At the time though 7800x3d had just come out, was expensive and I didn't really fully grasp how much of a benefit it is for gaming. And then the stability issues with intel happened, and threw one of my last good arguments for sticking with intel out the window. Unless something drastic happens, like arrow lake knocking it out of the park, I think its going to be AMD next time.

14600k is a fine cpu though, and with that you probably don't have to worry so much about stability problems as with the i9, its a good choice for mixed workloads, but if its just for gaming, I do think the 7800x3d is the best choice.

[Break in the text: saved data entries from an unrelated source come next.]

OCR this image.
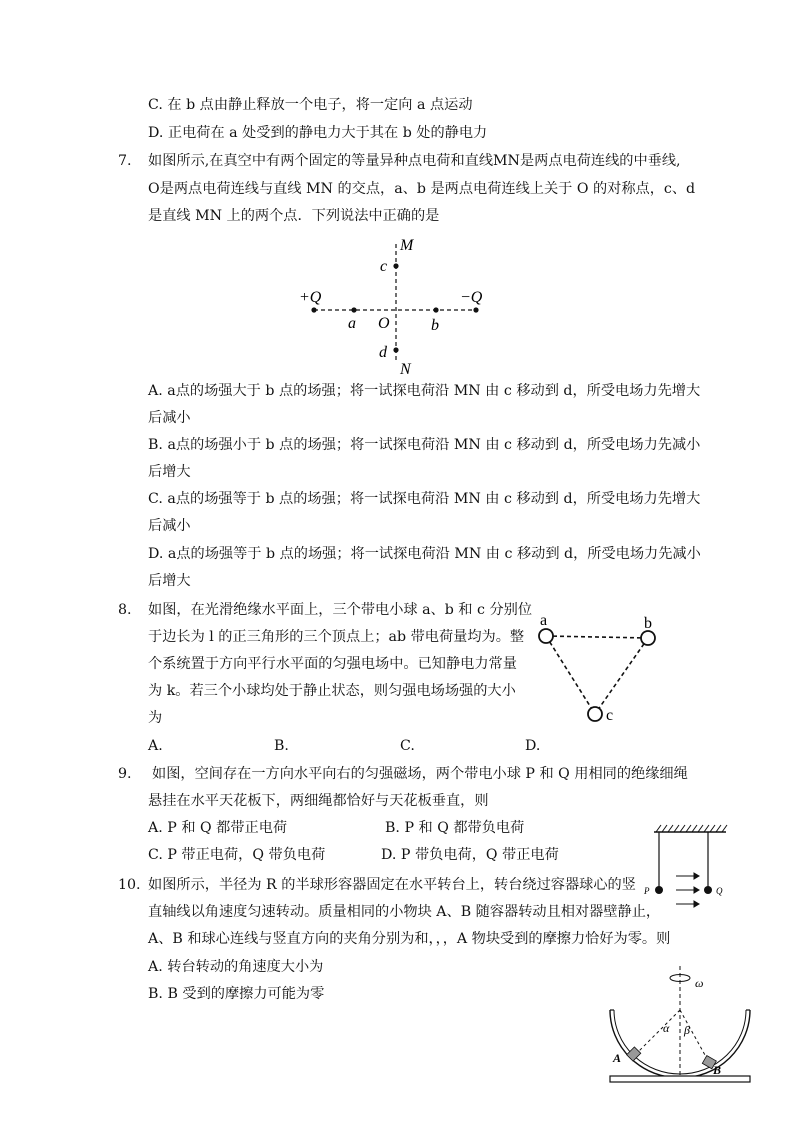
C. 在 b 点由静止释放一个电子，将一定向 a 点运动
D. 正电荷在 a 处受到的静电力大于其在 b 处的静电力
7. 如图所示,在真空中有两个固定的等量异种点电荷和直线MN是两点电荷连线的中垂线,
O是两点电荷连线与直线 MN 的交点，a、b 是两点电荷连线上关于 O 的对称点，c、d
是直线 MN 上的两个点．下列说法中正确的是
M
c
+Q	−Q
a O	b
d
N
A. a点的场强大于 b 点的场强；将一试探电荷沿 MN 由 c 移动到 d，所受电场力先增大
后减小
B. a点的场强小于 b 点的场强；将一试探电荷沿 MN 由 c 移动到 d，所受电场力先减小
后增大
C. a点的场强等于 b 点的场强；将一试探电荷沿 MN 由 c 移动到 d，所受电场力先增大
后减小
D. a点的场强等于 b 点的场强；将一试探电荷沿 MN 由 c 移动到 d，所受电场力先减小
后增大
8. 如图，在光滑绝缘水平面上，三个带电小球 a、b 和 c 分别位
于边长为 l 的正三角形的三个顶点上；ab 带电荷量均为。整
个系统置于方向平行水平面的匀强电场中。已知静电力常量
为 k。若三个小球均处于静止状态，则匀强电场场强的大小
为
a	b
c
A.	B.	C.	D.
9. 如图，空间存在一方向水平向右的匀强磁场，两个带电小球 P 和 Q 用相同的绝缘细绳
悬挂在水平天花板下，两细绳都恰好与天花板垂直，则
A. P 和 Q 都带正电荷	B. P 和 Q 都带负电荷
C. P 带正电荷，Q 带负电荷	D. P 带负电荷，Q 带正电荷
P	Q
10. 如图所示，半径为 R 的半球形容器固定在水平转台上，转台绕过容器球心的竖
直轴线以角速度匀速转动。质量相同的小物块 A、B 随容器转动且相对器壁静止，
A、B 和球心连线与竖直方向的夹角分别为和，，，A 物块受到的摩擦力恰好为零。则
A. 转台转动的角速度大小为
B. B 受到的摩擦力可能为零
ω
α β
A
B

If you do end up sticking with intel, you could check and see if a 13600k/13600kf/14600kf is significantly cheaper in your area if you wanted to shave off a little cost, they are all pretty much the same cpu. I find in my area I usually save $50 getting the kf and thats worth it to me. Yet don't always assume 13th gen is cheaper. When I checked my local prices they were the same, and the 14700kf came with a game.. which I forgot to redeem XD

Anyway, the 4070 Super is a good value. You don't really need better than that if you just want 1440p 60 fps. Good choice.

The psu seems a little overkill, which is fine and does give you room for upgrading later. But honestly even a 600w would be enough for that. I had the exact same combo, 13600kf and 4070 super running fine on 600w at one point, but 700w+ would probably be better. Anyway just an fyi.

EDIT: Just remembered that was actually a 4070, not a 4070 super, sorry.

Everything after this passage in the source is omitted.